Changing Local Policy
The Washington AIDS Partnership is committed to addressing systemic policy issues negatively impacting HIV and related health services, and increasing community engagement and advocacy around HIV.
The Greater Washington region has been disproportionately affected by the HIV epidemic, and local efforts to drive policy are crucial to ensuring an effective response to this public health crisis. The Partnership has had several policy initiatives:
Improving D.C.’s Response to the HIV Epidemic
One of the Partnership’s policy partners is the DC Appleseed Center. Founded in 1994, the DC Appleseed Center is an independent nonprofit organization dedicated to strengthening the financial health and management of the District of Columbia.
In 2004, the local community was becoming increasingly concerned with the D.C. government’s response to the HIV epidemic, including mismanagement, outdated epidemiological info, and other issues. The Partnership approached DC Appleseed to examine this issue. The 2005 report, HIV/AIDS in the Nation’s Capital, was released, providing recommendations on how to improve D.C.’s response to HIV.
DC Appleseed continued to analyze progress made through the release of subsequent “report cards.” Each report card was used as a tool to hold the D.C. government accountable and foster community engagement. By assigning grades to aspects of the District’s response, the reports highlighted areas that needed improvement, and identified successes. Walter Smith, Executive Director of DC Appleseed, stated that the reports have been “a catalyst in bringing greater unity among a lot of community groups, service groups, and advocates.” Read the ninth and most recent report here.
After the publishing of nine report cards, the Partnership had the idea to create a plan, a collaborative effort with the D.C. government to move towards ending the HIV epidemic. To learn more about the 90/90/90/50 Plan: Ending the HIV Epidemic in the District of Columbia by 2020, visit the Ending the HIV Epidemic webpage.
Syringe Access Working Group
One of the Washington AIDS Partnership’s public policy successes is the drastic decrease in HIV transmissions associated with injection drug use.
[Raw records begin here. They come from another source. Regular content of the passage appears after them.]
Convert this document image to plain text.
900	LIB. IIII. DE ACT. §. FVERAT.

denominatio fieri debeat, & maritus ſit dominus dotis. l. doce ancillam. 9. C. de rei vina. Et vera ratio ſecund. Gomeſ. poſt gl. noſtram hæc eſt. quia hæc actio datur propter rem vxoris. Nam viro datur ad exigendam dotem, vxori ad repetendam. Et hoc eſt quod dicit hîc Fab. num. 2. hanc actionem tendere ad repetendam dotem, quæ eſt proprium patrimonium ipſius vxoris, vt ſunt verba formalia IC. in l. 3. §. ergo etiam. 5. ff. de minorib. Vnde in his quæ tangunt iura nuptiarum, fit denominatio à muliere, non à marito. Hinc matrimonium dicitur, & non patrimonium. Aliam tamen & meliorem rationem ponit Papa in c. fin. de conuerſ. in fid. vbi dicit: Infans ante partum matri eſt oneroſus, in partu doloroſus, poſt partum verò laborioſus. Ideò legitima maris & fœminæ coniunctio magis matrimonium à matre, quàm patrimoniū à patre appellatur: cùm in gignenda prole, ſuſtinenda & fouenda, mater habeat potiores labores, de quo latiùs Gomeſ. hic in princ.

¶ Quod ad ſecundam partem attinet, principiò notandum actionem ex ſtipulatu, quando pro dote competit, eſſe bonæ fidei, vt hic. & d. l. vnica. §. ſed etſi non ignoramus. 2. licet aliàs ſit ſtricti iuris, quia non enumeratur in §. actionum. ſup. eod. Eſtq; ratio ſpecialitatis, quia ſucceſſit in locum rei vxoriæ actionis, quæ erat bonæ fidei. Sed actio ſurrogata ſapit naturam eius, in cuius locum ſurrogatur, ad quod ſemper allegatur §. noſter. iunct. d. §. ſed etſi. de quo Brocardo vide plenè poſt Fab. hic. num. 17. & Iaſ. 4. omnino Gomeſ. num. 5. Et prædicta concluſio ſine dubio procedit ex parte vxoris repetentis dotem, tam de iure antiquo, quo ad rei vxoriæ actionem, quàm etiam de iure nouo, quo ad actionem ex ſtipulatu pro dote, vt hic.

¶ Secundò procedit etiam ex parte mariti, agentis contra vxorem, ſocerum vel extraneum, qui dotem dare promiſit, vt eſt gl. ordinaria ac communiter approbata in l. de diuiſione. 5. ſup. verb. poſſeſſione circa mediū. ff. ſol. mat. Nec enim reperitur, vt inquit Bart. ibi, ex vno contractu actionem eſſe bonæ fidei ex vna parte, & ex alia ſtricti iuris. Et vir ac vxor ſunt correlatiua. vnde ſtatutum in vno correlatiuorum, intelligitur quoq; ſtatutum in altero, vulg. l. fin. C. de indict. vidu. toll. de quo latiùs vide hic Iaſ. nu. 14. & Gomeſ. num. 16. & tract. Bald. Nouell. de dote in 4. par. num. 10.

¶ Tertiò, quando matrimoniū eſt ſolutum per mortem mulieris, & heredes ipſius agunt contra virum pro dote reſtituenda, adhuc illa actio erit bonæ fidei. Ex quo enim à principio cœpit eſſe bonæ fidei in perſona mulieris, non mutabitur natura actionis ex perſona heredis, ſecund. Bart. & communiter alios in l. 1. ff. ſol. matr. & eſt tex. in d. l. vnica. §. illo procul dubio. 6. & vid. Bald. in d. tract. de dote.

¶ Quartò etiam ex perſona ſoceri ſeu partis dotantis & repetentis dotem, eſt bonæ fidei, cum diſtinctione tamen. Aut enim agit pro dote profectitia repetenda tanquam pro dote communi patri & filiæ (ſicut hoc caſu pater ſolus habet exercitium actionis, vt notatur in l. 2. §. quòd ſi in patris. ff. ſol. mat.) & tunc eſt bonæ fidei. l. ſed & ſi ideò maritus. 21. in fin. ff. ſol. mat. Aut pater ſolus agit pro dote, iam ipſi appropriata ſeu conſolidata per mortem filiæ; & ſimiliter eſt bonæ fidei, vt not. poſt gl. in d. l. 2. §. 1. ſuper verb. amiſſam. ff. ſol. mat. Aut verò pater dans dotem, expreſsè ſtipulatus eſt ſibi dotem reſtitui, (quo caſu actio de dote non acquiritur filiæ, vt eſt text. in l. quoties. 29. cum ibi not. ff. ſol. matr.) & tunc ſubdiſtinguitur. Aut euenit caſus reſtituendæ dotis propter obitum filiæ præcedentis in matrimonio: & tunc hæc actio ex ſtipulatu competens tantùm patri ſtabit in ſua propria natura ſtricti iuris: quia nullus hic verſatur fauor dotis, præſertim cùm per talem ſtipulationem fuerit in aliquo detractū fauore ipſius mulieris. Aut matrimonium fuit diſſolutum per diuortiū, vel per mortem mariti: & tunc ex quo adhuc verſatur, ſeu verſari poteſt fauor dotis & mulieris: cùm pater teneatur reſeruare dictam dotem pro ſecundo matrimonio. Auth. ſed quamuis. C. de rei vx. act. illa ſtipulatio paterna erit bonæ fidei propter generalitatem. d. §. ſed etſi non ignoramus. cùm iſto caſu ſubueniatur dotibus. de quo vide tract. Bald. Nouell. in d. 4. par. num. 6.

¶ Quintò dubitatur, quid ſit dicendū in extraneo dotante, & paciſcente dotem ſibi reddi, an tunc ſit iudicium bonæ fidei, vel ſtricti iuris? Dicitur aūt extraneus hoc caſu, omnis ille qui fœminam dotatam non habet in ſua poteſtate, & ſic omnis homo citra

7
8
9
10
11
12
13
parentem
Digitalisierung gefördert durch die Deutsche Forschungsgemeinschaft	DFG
The District of Columbia was the only jurisdiction in the nation specifically prohibited by Congress from using local public funds for syringe exchange programs (SEPs). When implemented as part of an HIV prevention strategy, SEPs are an effective public health approach to reducing the spread of HIV without increasing drug use.
SEPs are crucial to engaging injection drug users (IDUs), one of the most hard-to-reach populations at high risk for HIV infection. SEPs provide IDUs access to sterile syringes and safe disposal of used syringes. Many of these programs also provide complementary services such as HIV testing and counseling, and access to drug treatment. In fact, SEPs are often an important point of entry to medical care and drug treatment for IDUs who experience significant barriers to accessing health care.
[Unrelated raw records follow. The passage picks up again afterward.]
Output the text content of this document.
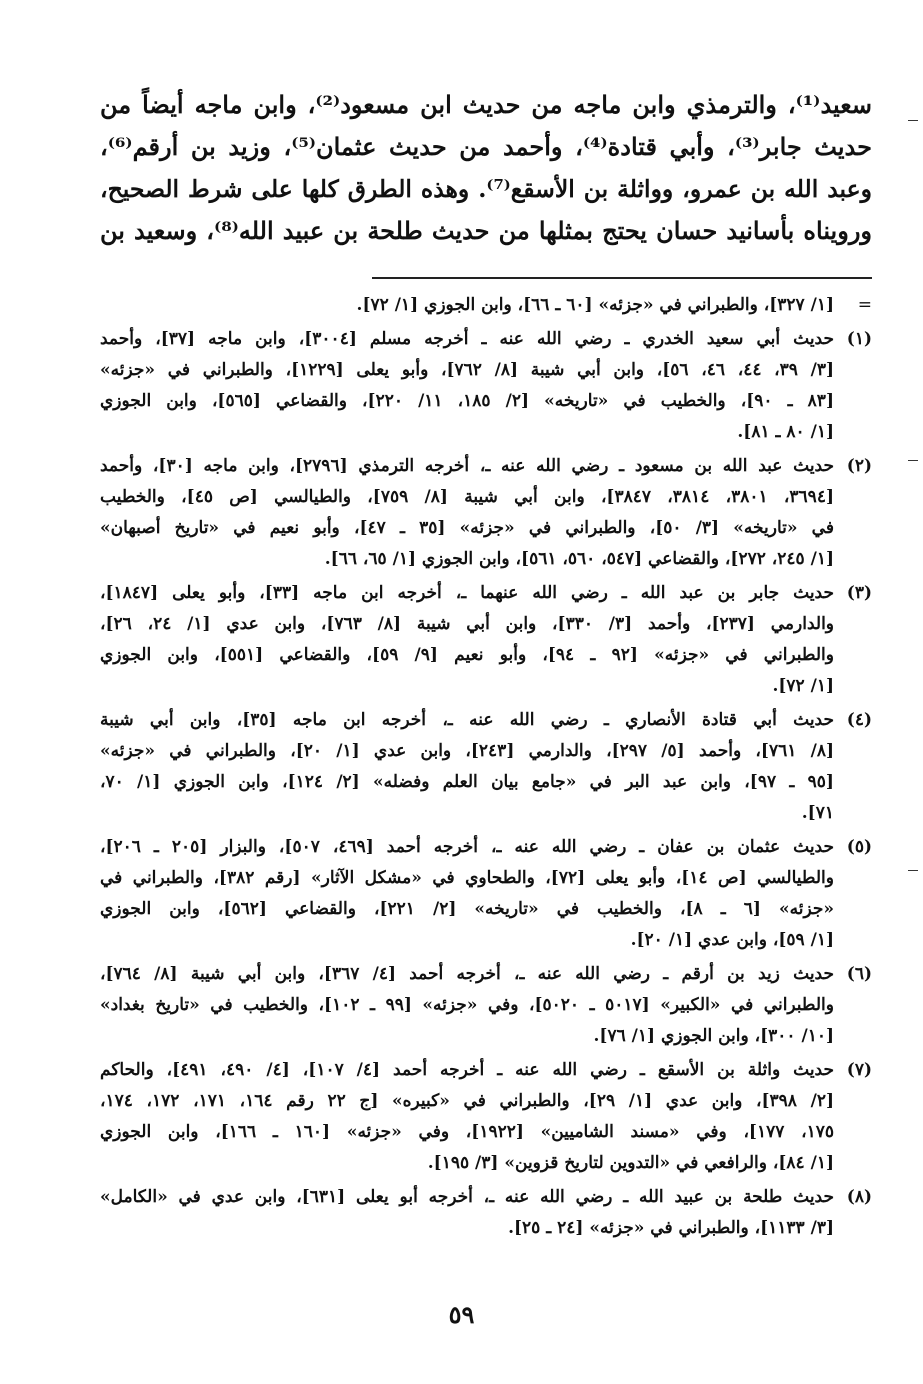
سعيد⁽¹⁾، والترمذي وابن ماجه من حديث ابن مسعود⁽²⁾، وابن ماجه أيضاً من
حديث جابر⁽³⁾، وأبي قتادة⁽⁴⁾، وأحمد من حديث عثمان⁽⁵⁾، وزيد بن أرقم⁽⁶⁾،
وعبد الله بن عمرو، وواثلة بن الأسقع⁽⁷⁾. وهذه الطرق كلها على شرط الصحيح،
ورويناه بأسانيد حسان يحتج بمثلها من حديث طلحة بن عبيد الله⁽⁸⁾، وسعيد بن
=
[١/ ٣٢٧]، والطبراني في «جزئه» [٦٠ ـ ٦٦]، وابن الجوزي [١/ ٧٢].
(١)
حديث أبي سعيد الخدري ـ رضي الله عنه ـ أخرجه مسلم [٣٠٠٤]، وابن ماجه [٣٧]، وأحمد
[٣/ ٣٩، ٤٤، ٤٦، ٥٦]، وابن أبي شيبة [٨/ ٧٦٢]، وأبو يعلى [١٢٢٩]، والطبراني في «جزئه»
[٨٣ ـ ٩٠]، والخطيب في «تاريخه» [٢/ ١٨٥، ١١/ ٢٢٠]، والقضاعي [٥٦٥]، وابن الجوزي
[١/ ٨٠ ـ ٨١].
(٢)
حديث عبد الله بن مسعود ـ رضي الله عنه ـ، أخرجه الترمذي [٢٧٩٦]، وابن ماجه [٣٠]، وأحمد
[٣٦٩٤، ٣٨٠١، ٣٨١٤، ٣٨٤٧]، وابن أبي شيبة [٨/ ٧٥٩]، والطيالسي [ص ٤٥]، والخطيب
في «تاريخه» [٣/ ٥٠]، والطبراني في «جزئه» [٣٥ ـ ٤٧]، وأبو نعيم في «تاريخ أصبهان»
[١/ ٢٤٥، ٢٧٢]، والقضاعي [٥٤٧، ٥٦٠، ٥٦١]، وابن الجوزي [١/ ٦٥، ٦٦].
(٣)
حديث جابر بن عبد الله ـ رضي الله عنهما ـ، أخرجه ابن ماجه [٣٣]، وأبو يعلى [١٨٤٧]،
والدارمي [٢٣٧]، وأحمد [٣/ ٣٣٠]، وابن أبي شيبة [٨/ ٧٦٣]، وابن عدي [١/ ٢٤، ٢٦]،
والطبراني في «جزئه» [٩٢ ـ ٩٤]، وأبو نعيم [٩/ ٥٩]، والقضاعي [٥٥١]، وابن الجوزي
[١/ ٧٢].
(٤)
حديث أبي قتادة الأنصاري ـ رضي الله عنه ـ، أخرجه ابن ماجه [٣٥]، وابن أبي شيبة
[٨/ ٧٦١]، وأحمد [٥/ ٢٩٧]، والدارمي [٢٤٣]، وابن عدي [١/ ٢٠]، والطبراني في «جزئه»
[٩٥ ـ ٩٧]، وابن عبد البر في «جامع بيان العلم وفضله» [٢/ ١٢٤]، وابن الجوزي [١/ ٧٠،
٧١].
(٥)
حديث عثمان بن عفان ـ رضي الله عنه ـ، أخرجه أحمد [٤٦٩، ٥٠٧]، والبزار [٢٠٥ ـ ٢٠٦]،
والطيالسي [ص ١٤]، وأبو يعلى [٧٢]، والطحاوي في «مشكل الآثار» [رقم ٣٨٢]، والطبراني في
«جزئه» [٦ ـ ٨]، والخطيب في «تاريخه» [٢/ ٢٢١]، والقضاعي [٥٦٢]، وابن الجوزي
[١/ ٥٩]، وابن عدي [١/ ٢٠].
(٦)
حديث زيد بن أرقم ـ رضي الله عنه ـ، أخرجه أحمد [٤/ ٣٦٧]، وابن أبي شيبة [٨/ ٧٦٤]،
والطبراني في «الكبير» [٥٠١٧ ـ ٥٠٢٠]، وفي «جزئه» [٩٩ ـ ١٠٢]، والخطيب في «تاريخ بغداد»
[١٠/ ٣٠٠]، وابن الجوزي [١/ ٧٦].
(٧)
حديث واثلة بن الأسقع ـ رضي الله عنه ـ أخرجه أحمد [٤/ ١٠٧]، [٤/ ٤٩٠، ٤٩١]، والحاكم
[٢/ ٣٩٨]، وابن عدي [١/ ٢٩]، والطبراني في «كبيره» [ج ٢٢ رقم ١٦٤، ١٧١، ١٧٢، ١٧٤،
١٧٥، ١٧٧]، وفي «مسند الشاميين» [١٩٢٢]، وفي «جزئه» [١٦٠ ـ ١٦٦]، وابن الجوزي
[١/ ٨٤]، والرافعي في «التدوين لتاريخ قزوين» [٣/ ١٩٥].
(٨)
حديث طلحة بن عبيد الله ـ رضي الله عنه ـ، أخرجه أبو يعلى [٦٣١]، وابن عدي في «الكامل»
[٣/ ١١٣٣]، والطبراني في «جزئه» [٢٤ ـ ٢٥].
٥٩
The congressional prohibition on Washington, D.C. using public funds for SEPs was in place for many years, significantly limiting local syringe exchange services. In 2004, the Washington AIDS Partnership founded the Syringe Access Working Group (SAWG) to respond to this public policy issue. The SAWG’s goal is to reduce the District of Columbia’s HIV infection rate by ensuring that every D.C. injection drug user has access to sterile syringes and ancillary services.
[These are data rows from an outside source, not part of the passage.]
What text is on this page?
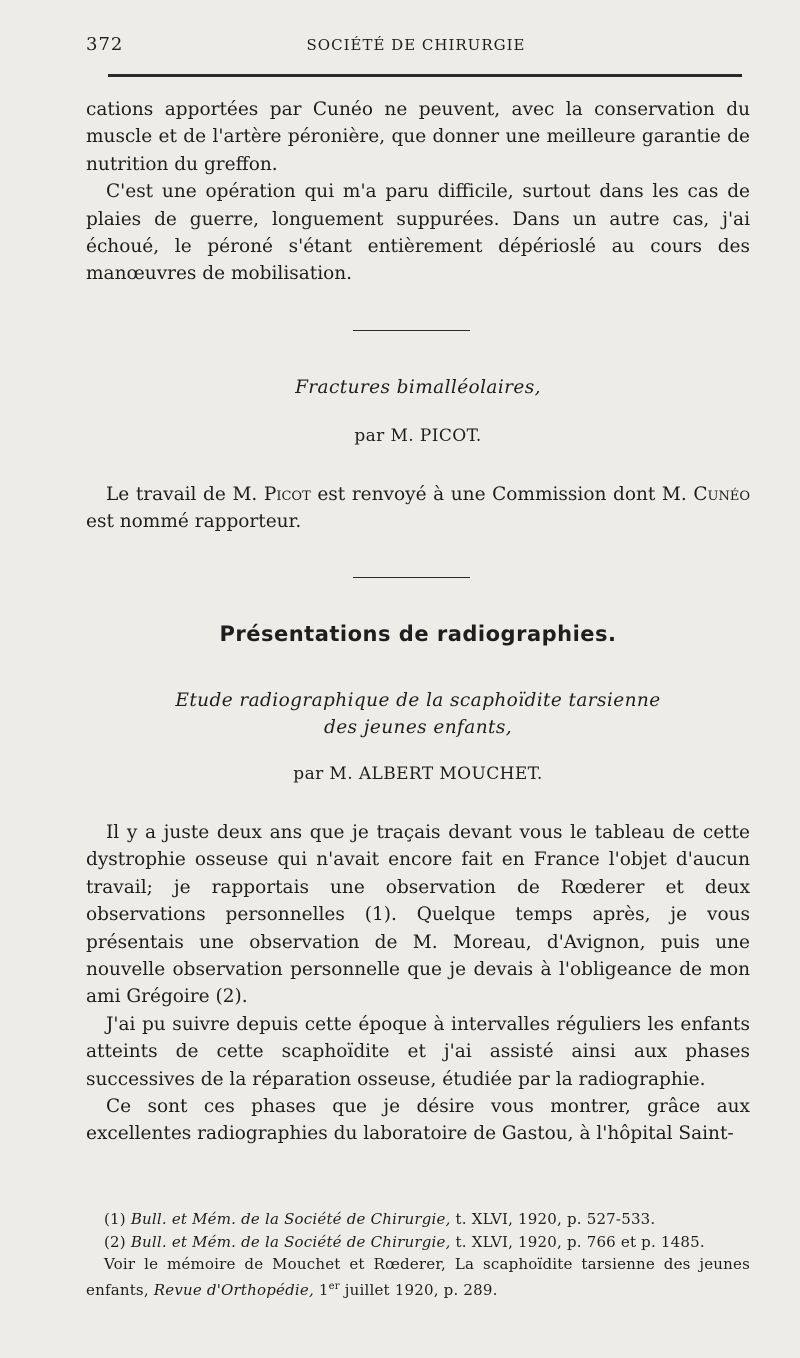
372	SOCIÉTÉ DE CHIRURGIE

cations apportées par Cunéo ne peuvent, avec la conservation du muscle et de l'artère péronière, que donner une meilleure garantie de nutrition du greffon.

C'est une opération qui m'a paru difficile, surtout dans les cas de plaies de guerre, longuement suppurées. Dans un autre cas, j'ai échoué, le péroné s'étant entièrement dépérioslé au cours des manœuvres de mobilisation.

Fractures bimalléolaires,
par M. PICOT.

Le travail de M. Picot est renvoyé à une Commission dont M. Cunéo est nommé rapporteur.

Présentations de radiographies.
Etude radiographique de la scaphoïdite tarsienne
des jeunes enfants,
par M. ALBERT MOUCHET.

Il y a juste deux ans que je traçais devant vous le tableau de cette dystrophie osseuse qui n'avait encore fait en France l'objet d'aucun travail; je rapportais une observation de Rœderer et deux observations personnelles (1). Quelque temps après, je vous présentais une observation de M. Moreau, d'Avignon, puis une nouvelle observation personnelle que je devais à l'obligeance de mon ami Grégoire (2).

J'ai pu suivre depuis cette époque à intervalles réguliers les enfants atteints de cette scaphoïdite et j'ai assisté ainsi aux phases successives de la réparation osseuse, étudiée par la radiographie.

Ce sont ces phases que je désire vous montrer, grâce aux excellentes radiographies du laboratoire de Gastou, à l'hôpital Saint-

(1) Bull. et Mém. de la Société de Chirurgie, t. XLVI, 1920, p. 527-533.
(2) Bull. et Mém. de la Société de Chirurgie, t. XLVI, 1920, p. 766 et p. 1485.
Voir le mémoire de Mouchet et Rœderer, La scaphoïdite tarsienne des jeunes enfants, Revue d'Orthopédie, 1er juillet 1920, p. 289.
SAWG members include local advocacy organizations such as the DC Appleseed Center; local syringe exchange providers such as Family and Medical Counseling Service and HIPS; community members; federal partners such as AIDS United and Drug Policy Alliance; and the HIV/AIDS, Hepatitis, STD, and TB Administration.
After several years of the SAWG’s and other partners’ intensive public education and advocacy efforts, the congressional prohibition on using public funds for D.C. SEPs was lifted in late 2007. In 2008, D.C. began expanding SEP services, resulting in fewer new HIV infections due to injection drug use.
The SAWG’s work continues as Congress could reinstate the prohibition through the annual D.C. appropriations process. SAWG members also work directly with the D.C. government to ensure adequate funding for SEPs and address other local policy issues.